El otoño llega temprano a las colinas altas. Los bosques estaban moteados de marrón y amarillo, la hierba se estaba secando, las hojas caídas crujían cerca de los charcos dejados por la lluvia de la noche anterior. Arriba se arqueaba un cielo inexpresablemente azul, surcado por pájaros. Los gritos de las aves flotaban en el aire de la ladera. El humo de los hogares era más denso.

Cuando el anunciado viajero recorrió el último tramo del camino, los aldeanos reunidos vieron con asombro que era una mujer. La raída bata de tosco algodón estaba desteñida y gris. Las botas estaban igualmente ajadas, y el uso había gastado el cayado que le colgaba de la mano derecha. Del hombro izquierdo le colgaba una manta enrollada, igualmente andrajosa, que sostenía un cuenco de madera y un par de enseres más.

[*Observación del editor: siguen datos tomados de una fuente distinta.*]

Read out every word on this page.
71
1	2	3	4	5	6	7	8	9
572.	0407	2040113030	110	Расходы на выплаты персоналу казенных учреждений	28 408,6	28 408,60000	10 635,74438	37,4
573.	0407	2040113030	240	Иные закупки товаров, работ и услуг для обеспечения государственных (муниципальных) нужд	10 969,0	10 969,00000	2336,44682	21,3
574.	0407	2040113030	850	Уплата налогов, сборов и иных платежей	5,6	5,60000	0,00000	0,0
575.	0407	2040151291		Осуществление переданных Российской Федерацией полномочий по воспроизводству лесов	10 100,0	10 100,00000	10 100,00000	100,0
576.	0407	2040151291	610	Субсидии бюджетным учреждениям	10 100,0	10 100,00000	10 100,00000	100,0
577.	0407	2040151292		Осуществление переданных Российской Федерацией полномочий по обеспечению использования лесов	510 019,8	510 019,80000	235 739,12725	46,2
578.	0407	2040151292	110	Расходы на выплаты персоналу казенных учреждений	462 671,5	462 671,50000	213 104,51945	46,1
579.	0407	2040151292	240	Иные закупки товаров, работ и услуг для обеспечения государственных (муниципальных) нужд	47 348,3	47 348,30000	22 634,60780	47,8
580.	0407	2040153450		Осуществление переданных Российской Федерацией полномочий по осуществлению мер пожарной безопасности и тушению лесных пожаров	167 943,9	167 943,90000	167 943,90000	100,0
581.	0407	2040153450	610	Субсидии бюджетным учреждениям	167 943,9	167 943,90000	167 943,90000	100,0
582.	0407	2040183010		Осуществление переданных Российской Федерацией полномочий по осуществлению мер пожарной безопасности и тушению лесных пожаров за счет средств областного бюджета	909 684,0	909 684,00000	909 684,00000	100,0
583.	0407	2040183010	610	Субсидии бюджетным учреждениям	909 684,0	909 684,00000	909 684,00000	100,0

Pero no era una anciana. El cuerpo era recto y delgado, el andar firme y ágil. La bufanda ondeante dejaba al descubierto un pelo semejante al ala de un cuervo, cortado a la altura de las orejas; y el rostro curtido y enjuto no tenía arrugas. Nunca había aparecido semejante rostro en esa región. Ni siquiera parecía de la misma raza que los habitantes de las tierras bajas del país.